A eficiência e eficácia da equipe de gerenciamento do projetos em planejar, gerenciar e controlar a execução do projeto pode ser determinada através do gerenciamento do escopo do projeto.

A declaração do escopo do projeto deverá ser composta no mínimo dos seguintes itens: objetivos, descrição do escopo do produto, requisitos, limites, entregas, critérios de aceitação de produtos, restrições, premissas, organização inicial, riscos iniciais, marcos do cronograma, limitação dos fundos, requisitos do gerenciamento de configuração do projeto, especificações do projeto, requisitos de aprovação, etc.

Criação da EAP

O PMBOK descreve: “A EAP é uma decomposição hierárquica orientada à entrega do trabalho a ser executado pela equipe do projeto, para atingir os objetivos do projeto e criar as entregas necessárias. A EAP organiza e define o escopo total do projeto”.

Quando se cria uma EAP dentro do gerenciamento do escopo do projeto a visualização das entregas a visualização do projeto pelas partes interessadas no projeto se tornam mais fácil e mais claras, auxiliando no gerenciamento do projeto como um todo.

Verificação do escopo

“A verificação do escopo é o processo de obtenção da aprovação formal desse instrumento por parte dos envolvidos (stakeholders) responsáveis pela aceitação dos subprodutos do projeto. O objetivo é obter a aceitação. Talvez o nome ideal desse processo devesse ser aceitação do escopo”.

O processo de verificação do escopo tem um papel preponderante para a continuidade do projeto no caminho certo.

Controle do escopo

Durante a execução de um projeto, é inevitável a ocorrência da solicitação de mudança de escopo do projeto. Um fator crítico de sucesso do projeto é a condução do processo de mudança de escopo do projeto.

O processo de controle de mudanças no escopo é o processo responsável por, de forma organizada e controlada, receber as solicitação de mudança, avaliar seus impactos no projeto, obter sua aprovação a quem de direito e refletir as mudanças solicitadas e aprovadas na linha de base do projeto.

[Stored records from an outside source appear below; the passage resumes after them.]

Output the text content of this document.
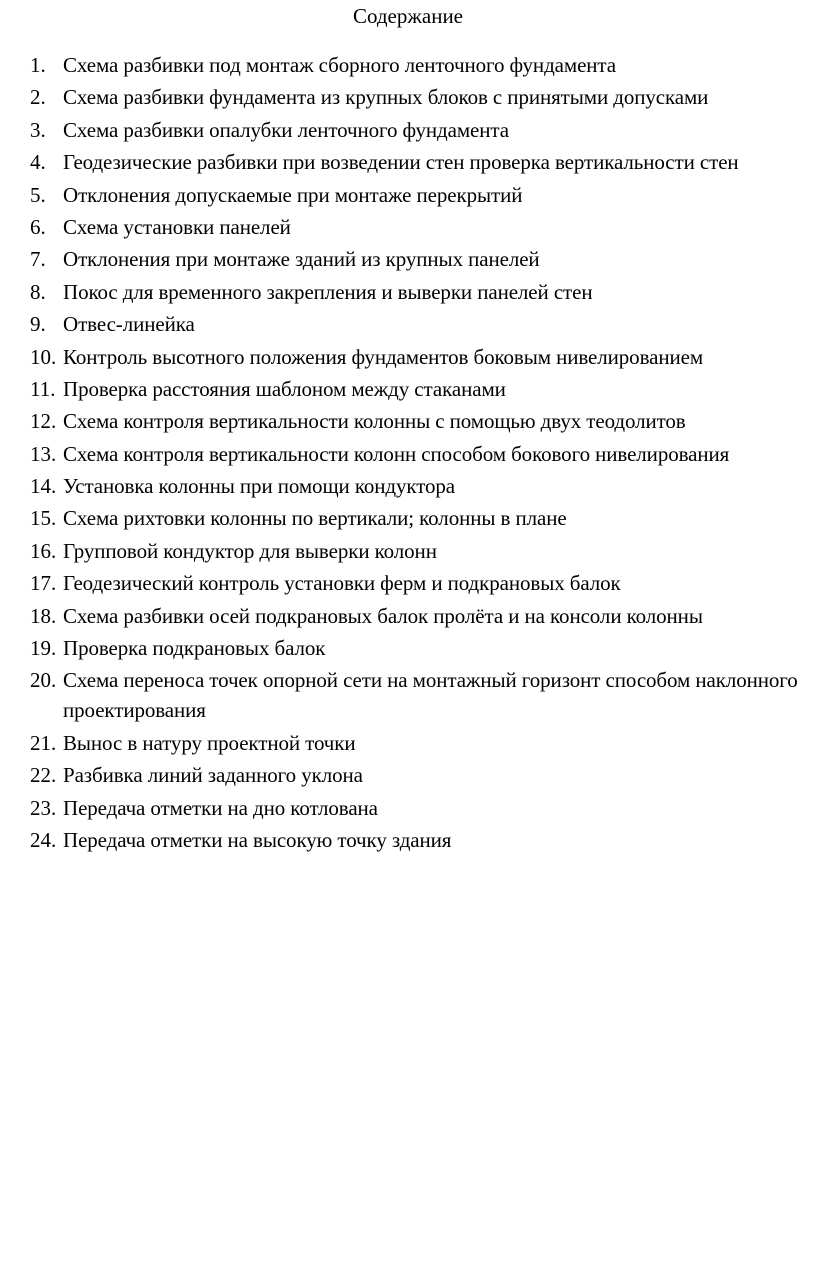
Содержание
1. Схема разбивки под монтаж сборного ленточного фундамента
2. Схема разбивки фундамента из крупных блоков с принятыми допусками
3. Схема разбивки опалубки ленточного фундамента
4. Геодезические разбивки при возведении стен проверка вертикальности стен
5. Отклонения допускаемые при монтаже перекрытий
6. Схема установки панелей
7. Отклонения при монтаже зданий из крупных панелей
8. Покос для временного закрепления и выверки панелей стен
9. Отвес-линейка
10. Контроль высотного положения фундаментов боковым нивелированием
11. Проверка расстояния шаблоном между стаканами
12. Схема контроля вертикальности колонны с помощью двух теодолитов
13. Схема контроля вертикальности колонн способом бокового нивелирования
14. Установка колонны при помощи кондуктора
15. Схема рихтовки колонны по вертикали; колонны в плане
16. Групповой кондуктор для выверки колонн
17. Геодезический контроль установки ферм и подкрановых балок
18. Схема разбивки осей подкрановых балок пролёта и на консоли колонны
19. Проверка подкрановых балок
20. Схема переноса точек опорной сети на монтажный горизонт способом наклонного проектирования
21. Вынос в натуру проектной точки
22. Разбивка линий заданного уклона
23. Передача отметки на дно котлована
24. Передача отметки на высокую точку здания
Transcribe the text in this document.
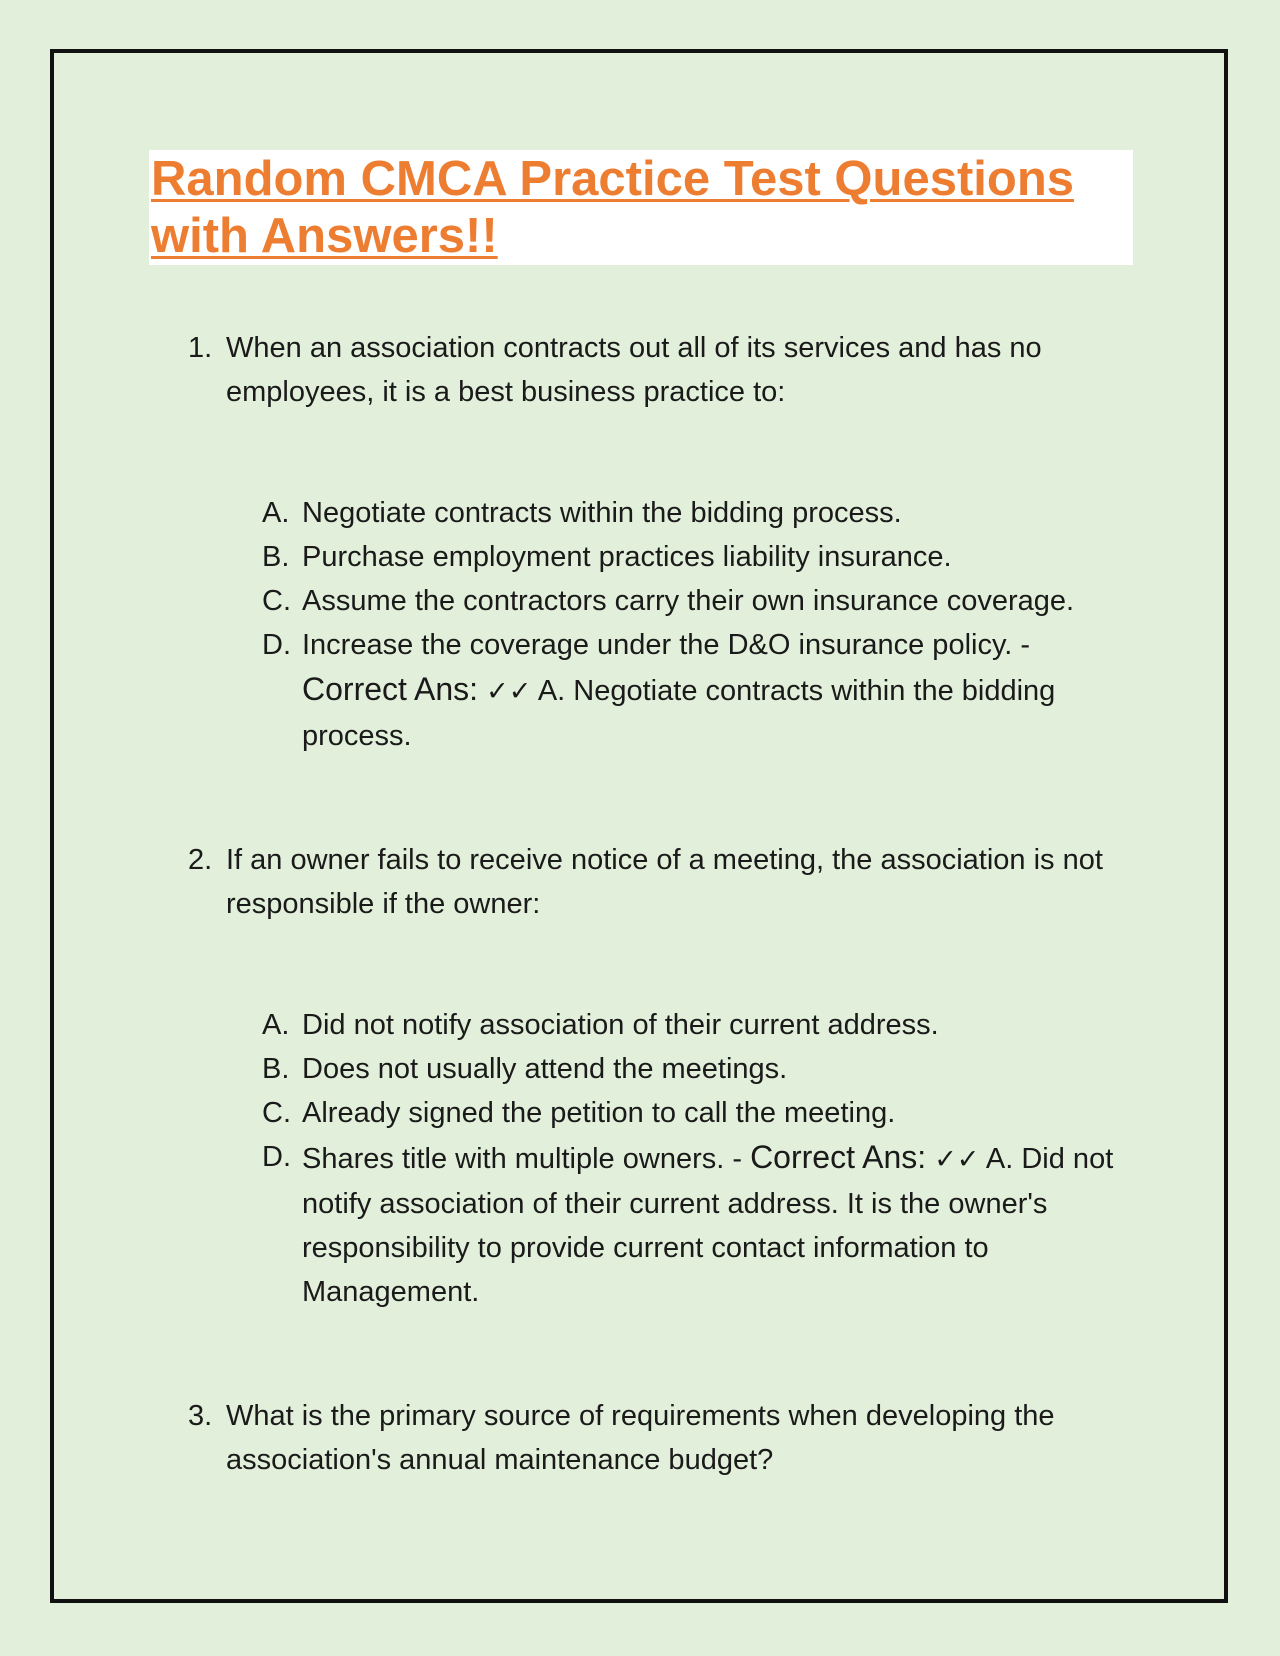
Random CMCA Practice Test Questions with Answers!!
1. When an association contracts out all of its services and has no employees, it is a best business practice to:
A. Negotiate contracts within the bidding process.
B. Purchase employment practices liability insurance.
C. Assume the contractors carry their own insurance coverage.
D. Increase the coverage under the D&O insurance policy. - Correct Ans: ✓✓ A. Negotiate contracts within the bidding process.
2. If an owner fails to receive notice of a meeting, the association is not responsible if the owner:
A. Did not notify association of their current address.
B. Does not usually attend the meetings.
C. Already signed the petition to call the meeting.
D. Shares title with multiple owners. - Correct Ans: ✓✓ A. Did not notify association of their current address. It is the owner's responsibility to provide current contact information to Management.
3. What is the primary source of requirements when developing the association's annual maintenance budget?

Com o plano de gerenciamento do escopo definido é hora de planejar as demais áreas de gerenciamento (tempo, custo, risco, comunicação, qualidade, aquisição, recursos humanos, integração). Esse planejamento é feito analisando cada pacote de trabalho da EAP.

Conclusão

O gerenciamento do escopo é a base para a construção dos demais processos de gerenciamento de projeto, pois sem o gerenciamento do escopo, torna-se muito complicado gerenciar a verificação e controle de custos, tempo e mudanças de escopo, pois não fica clara para as parte interessadas qual é o limite do projeto, quais são as premissas do projeto, quais os pacotes de trabalhos, quais são as entregas, etc.

A definição do escopo é, talvez, a parte mais importante do processo de definição e planejamento antecipado já que se não soubermos com certeza o que vamos estar fornecendo e quais são os limites do projeto, não teremos qualquer possibilidade de sucesso, pois se não tivermos realizado um bom trabalho para definir o escopo, o seu gerenciamento será quase impossível.

A definição do escopo de um projeto é uma dos etapas mais importantes da gestão de projetos, conforme já mencionado anteriormente, portanto podemos concluir que este processo dentro dos projetos de engenharia é o marco inicial para a execução dos serviços e/ou produtos.


Leitura Recomendada

PMI – Project Management Institute (Editor). PMBOK (Project Management Body of Knowledge) Guide – Um Guia do Conjunto de Conhecimentos em Gerenciamento de Projetos – Quarta Edição, 2008.

Xavier, Carlos Magno da S. – Gerenciamento de Projetos: como definir e controlar o escopo do projeto/Carlos Magno da S. Xavier – São Paulo: Saraiva, 2006.

Xavier, Carlos Magno da S. – Metodologia de Gerenciamento de Projetos – Methodware:abordagem prática de como iniciar, planejar, executar, controlar e fechar projetos – Rio de Janeiro: Brasport, 2005.

Vargas, Ricardo Viana – Manual prático do plano de projeto: utilizando o PMBOK Guide / Ricardo Viana Vargas – 3. ed. Rev. – Rio de Janeiro: Brasport, 2007.